Editorial

Augen auf

Italien hat illegale Migration gerade zur Straftat erklärt. Praktisch dürfte sich nicht viel ändern, denn das Land ist bei der Durchsetzung von Gesetzen nicht sehr stark. Zweifellos müssen einige arme Schlucker, die gefasst werden, nun aber noch mehr leiden, als sie es sonst getan hätten.

In Deutschland belächeln wir gern Italiens ineffektiven Staat – absurderweise. Auch bei uns geht es nicht streng nach Recht und Gesetz zu. Viele ausländische Frauen, die in reichen westdeutschen Städten Wohnungen putzen, haben – wenn sie denn eine Aufenthaltsgenehmigung haben – keine Arbeitserlaubnis.
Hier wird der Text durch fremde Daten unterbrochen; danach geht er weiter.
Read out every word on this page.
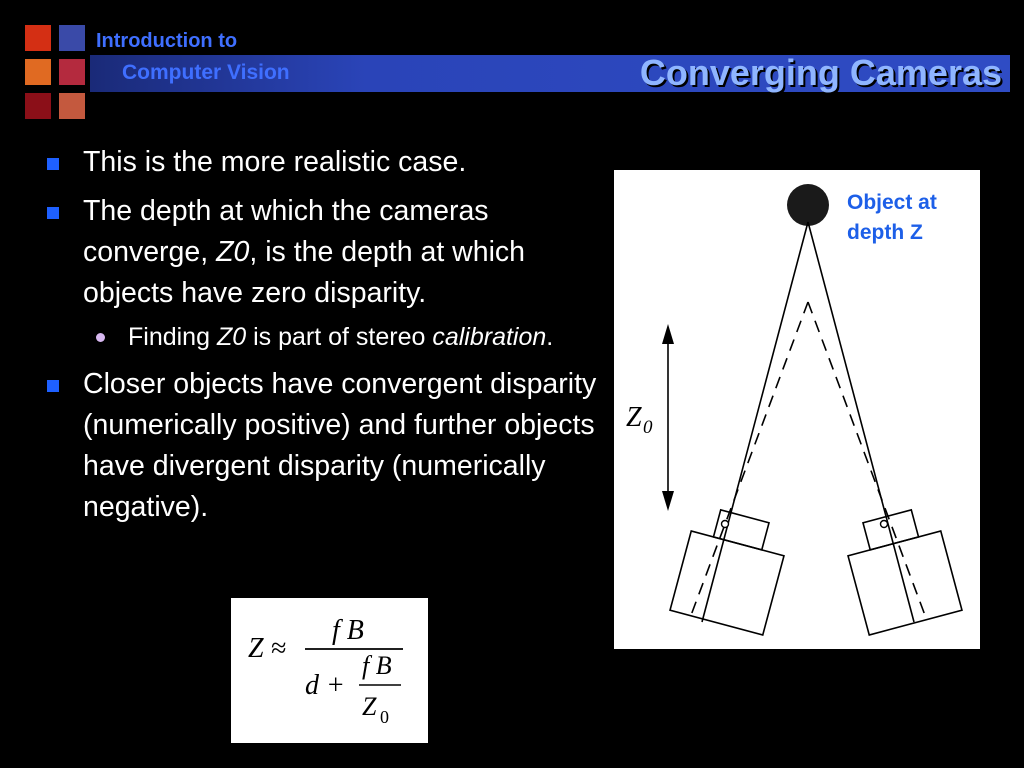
Introduction to
Computer Vision	Converging Cameras
This is the more realistic case.
The depth at which the cameras converge, Z0, is the depth at which objects have zero disparity.
Finding Z0 is part of stereo calibration.
Closer objects have convergent disparity (numerically positive) and further objects have divergent disparity (numerically negative).
Z 0
Object at
depth Z
Z ≈
f B
d +
f B
Z 0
Die Europäische Union diskutiert seit Jahren über Einwanderungspolitik.

Die Ergebnisse bleiben mager. Europa hat keine klaren Regeln, die allen, die Arbeit finden, Zugang dazu erlauben würde – hohe Dunkelziffern auf dem Schwarzmarkt sind die Folge. Obwohl Europas alternde Gesellschaften langfristig junge Migranten brauchen, scheuen viele Politiker das Thema. Es spielt auch kaum eine Rolle, dass viele Branchen qualifizierte Ausländer benötigen – ob im Pflegedienst oder als Programmierer.

Weil Populisten Ängste schüren, bleibt Immigration für viele Regierungen ein heißes Eisen. Nehmen Ausländer uns nicht Arbeitsplätze weg? Ist Europa nicht schon von Flüchtlingen überflutet? Droht nicht Kriminalität? In der Tat kann Integration schwierig sein. Aber wer genau hinsieht, erkennt schnell, dass Migration ein Zeichen von Erfolg ist – und zu Erfolg führt. Die wichtigsten Zentren der Einwanderung sind florierende Wirtschaftsmetropolen wie London, Paris, Mailand oder Frankfurt.

Das ist schon immer so gewesen. Menschen ziehen dorthin, wo sie ihren Lebensunterhalt bestreiten und vielleicht sogar ein Vermögen aufbauen können. Und die Regionen, die erfolgreich Migranten anlocken, haben davon ihrerseits viele Vorteile. Langfristig geht es um Win-win-Situationen.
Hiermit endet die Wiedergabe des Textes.